From Capri Sun dresses to modern love stories, DODEA students go avant-garde at selective arts workshop
By JENNIFER H. SVAN | STARS AND STRIPES Published: November 6, 2019
OBERWESEL, Germany – At Creative Connections, the days are long, the learning curve is steep and emotions run high.
It’s also the best week of the year, say many of the instructors and students from Defense Department schools across Europe participating in the military school system’s annual visual and performing arts workshop.
“Oh, it’s a dream. I love it so much,” said Caden Burkman, a student from Stuttgart High School who’s choreographing a number in the show choir during his second year at Creative Connections.
The 167 students and their teachers who gathered this week at an inn overlooking the Rhine River share a passion for art, whether they dance, draw, construct, sing, act, sew, film, paint or play music.
The event has been held for dozens of years and always sees more applicants than the venue can hold, said Ann Engels, a fine arts teacher for Department of Defense Education Activity – Europe.
This year, nearly 300 applicants submitted recordings or pieces of artwork as they vied for about 170 spots, for which candidates were selected blindly, Engels said.
The big draw, she said, is the chance to be around like-minded peers while getting to “dive deep into your work,” she said.
This year’s theme is avant-garde, a modernistic style that encourages the kids to go outside their comfort zones.
In drama, that translates to acting with little dialogue and audience participation.

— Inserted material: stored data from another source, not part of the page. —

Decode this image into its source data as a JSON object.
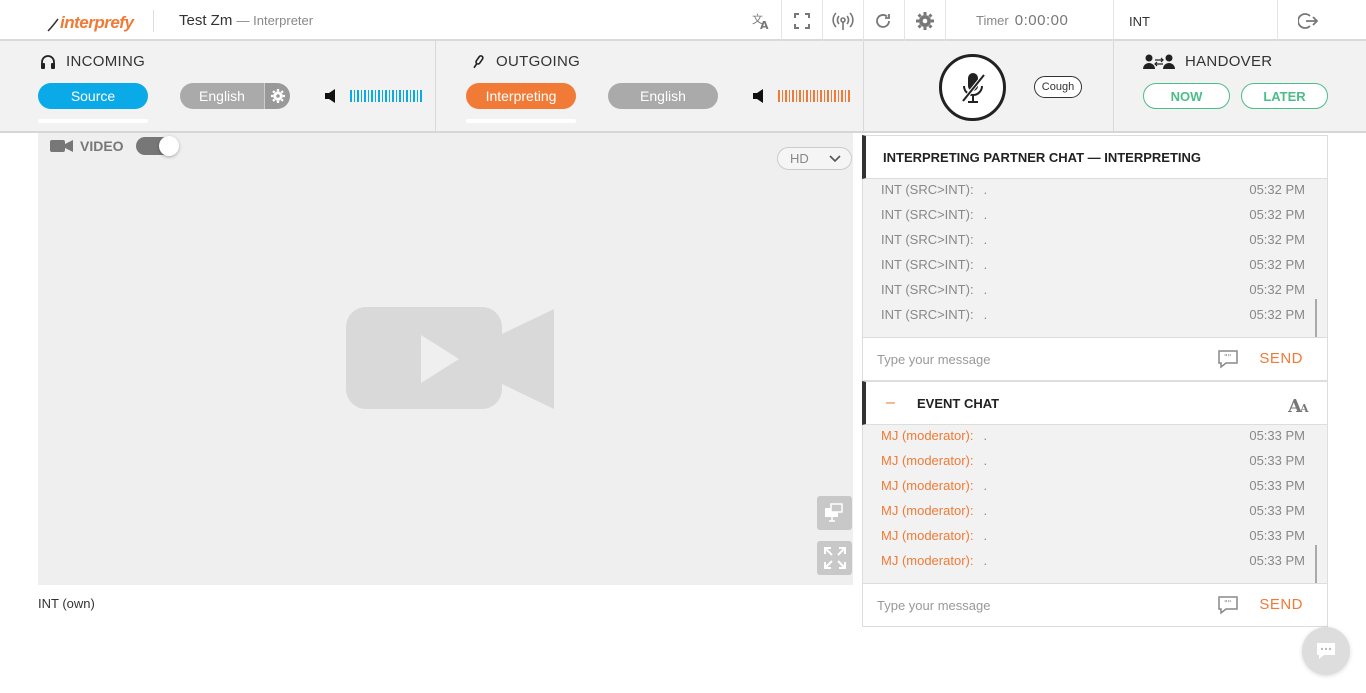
{
  "app": {
    "brand": "interprefy",
    "title": "Test Zm",
    "role": "— Interpreter",
    "timer_label": "Timer",
    "timer_value": "0:00:00",
    "user": "INT"
  },
  "toolbar": {
    "icons": [
      "translate-icon",
      "fullscreen-icon",
      "broadcast-icon",
      "refresh-icon",
      "gear-icon",
      "logout-icon"
    ]
  },
  "incoming": {
    "title": "INCOMING",
    "source_label": "Source",
    "language": "English"
  },
  "outgoing": {
    "title": "OUTGOING",
    "interpreting_label": "Interpreting",
    "language": "English"
  },
  "mic": {
    "cough_label": "Cough"
  },
  "handover": {
    "title": "HANDOVER",
    "now_label": "NOW",
    "later_label": "LATER"
  },
  "video": {
    "label": "VIDEO",
    "quality": "HD",
    "own_label": "INT (own)"
  },
  "partner_chat": {
    "title": "INTERPRETING PARTNER CHAT — INTERPRETING",
    "messages": [
      {
        "who": "INT (SRC>INT):",
        "text": ".",
        "time": "05:32 PM"
      },
      {
        "who": "INT (SRC>INT):",
        "text": ".",
        "time": "05:32 PM"
      },
      {
        "who": "INT (SRC>INT):",
        "text": ".",
        "time": "05:32 PM"
      },
      {
        "who": "INT (SRC>INT):",
        "text": ".",
        "time": "05:32 PM"
      },
      {
        "who": "INT (SRC>INT):",
        "text": ".",
        "time": "05:32 PM"
      },
      {
        "who": "INT (SRC>INT):",
        "text": ".",
        "time": "05:32 PM"
      }
    ],
    "input_placeholder": "Type your message",
    "send_label": "SEND"
  },
  "event_chat": {
    "title": "EVENT CHAT",
    "collapse_symbol": "–",
    "messages": [
      {
        "who": "MJ (moderator):",
        "text": ".",
        "time": "05:33 PM"
      },
      {
        "who": "MJ (moderator):",
        "text": ".",
        "time": "05:33 PM"
      },
      {
        "who": "MJ (moderator):",
        "text": ".",
        "time": "05:33 PM"
      },
      {
        "who": "MJ (moderator):",
        "text": ".",
        "time": "05:33 PM"
      },
      {
        "who": "MJ (moderator):",
        "text": ".",
        "time": "05:33 PM"
      },
      {
        "who": "MJ (moderator):",
        "text": ".",
        "time": "05:33 PM"
      }
    ],
    "input_placeholder": "Type your message",
    "send_label": "SEND"
  },
  "colors": {
    "accent_orange": "#f07a36",
    "accent_blue": "#0aa9e8",
    "handover_green": "#4bbd8a"
  }
}
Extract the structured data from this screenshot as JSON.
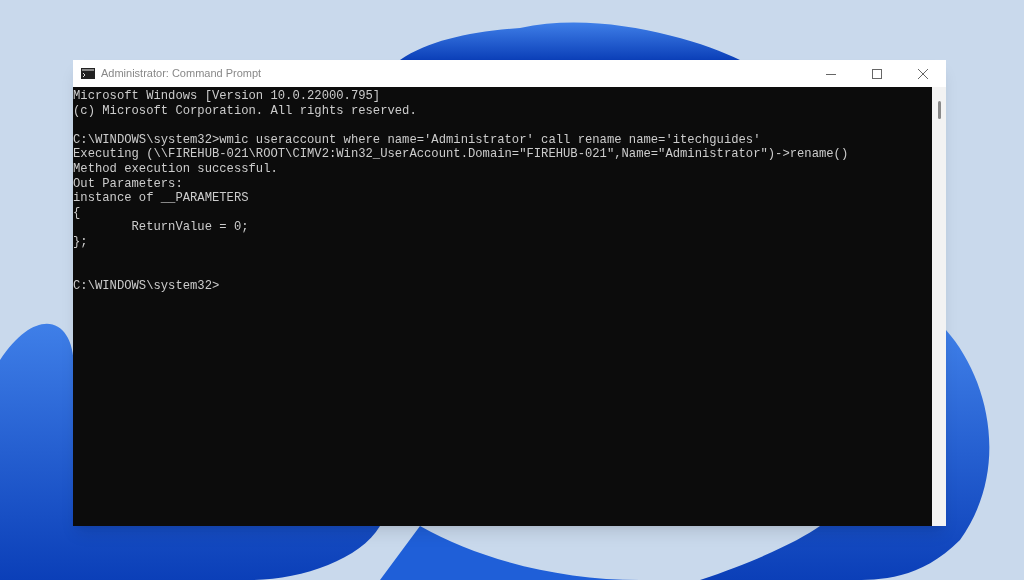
{
  "window": {
    "title": "Administrator: Command Prompt"
  },
  "console": {
    "lines": [
      {
        "kind": "text",
        "text": "Microsoft Windows [Version 10.0.22000.795]"
      },
      {
        "kind": "text",
        "text": "(c) Microsoft Corporation. All rights reserved."
      },
      {
        "kind": "blank"
      },
      {
        "kind": "text",
        "text": "C:\\WINDOWS\\system32>wmic useraccount where name='Administrator' call rename name='itechguides'"
      },
      {
        "kind": "text",
        "text": "Executing (\\\\FIREHUB-021\\ROOT\\CIMV2:Win32_UserAccount.Domain=\"FIREHUB-021\",Name=\"Administrator\")->rename()"
      },
      {
        "kind": "text",
        "text": "Method execution successful."
      },
      {
        "kind": "text",
        "text": "Out Parameters:"
      },
      {
        "kind": "text",
        "text": "instance of __PARAMETERS"
      },
      {
        "kind": "text",
        "text": "{"
      },
      {
        "kind": "text",
        "text": "\tReturnValue = 0;"
      },
      {
        "kind": "text",
        "text": "};"
      },
      {
        "kind": "blank"
      },
      {
        "kind": "blank"
      },
      {
        "kind": "text",
        "text": "C:\\WINDOWS\\system32>"
      }
    ]
  }
}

“We start out with one word and create an entire scene for it,” said Kaiserslautern junior Ammi Lane-Volz. “Our word is ‘hesitation.’ We made it into a love story using only three words.”
In mixed media, Alconbury art instructor Jessica Mitchell’s students are using unorthodox materials such as Twizzler bites and pretzel rods to make something they can wear. “When you cut this in sections, it’s very interesting how you can cut it, paint it, manipulate it,” she said, holding a slice of okra.
In costume-making, a design might begin with fabric, but that’s where tradition ends.
“I’m using Capri sun wrappers for the outside,” said Rota sophomore Sarah Chambers. “I wanted the nice metallic materials for it and it’s unconventional.”
The students are working feverishly towards Thursday, when they’ll showcase their artwork or put on a performance for family members.
Nicole Colburn, an elementary art teacher at The Bahrain School, said she hopes students leave “with a better understanding of who they are artistically and maybe personally … because these kids come with a lot of pressure and anxiety. They worry, ‘I’m not good enough.’”
Engels wants the kids to be inspired. And feedback shows that they are. Engels said when the students submit forms about how they liked Creative Connections, “most kids are like, ‘I wasn’t sure if I wanted to continue in art,’ but this has really invigorated my love for the arts,” she said.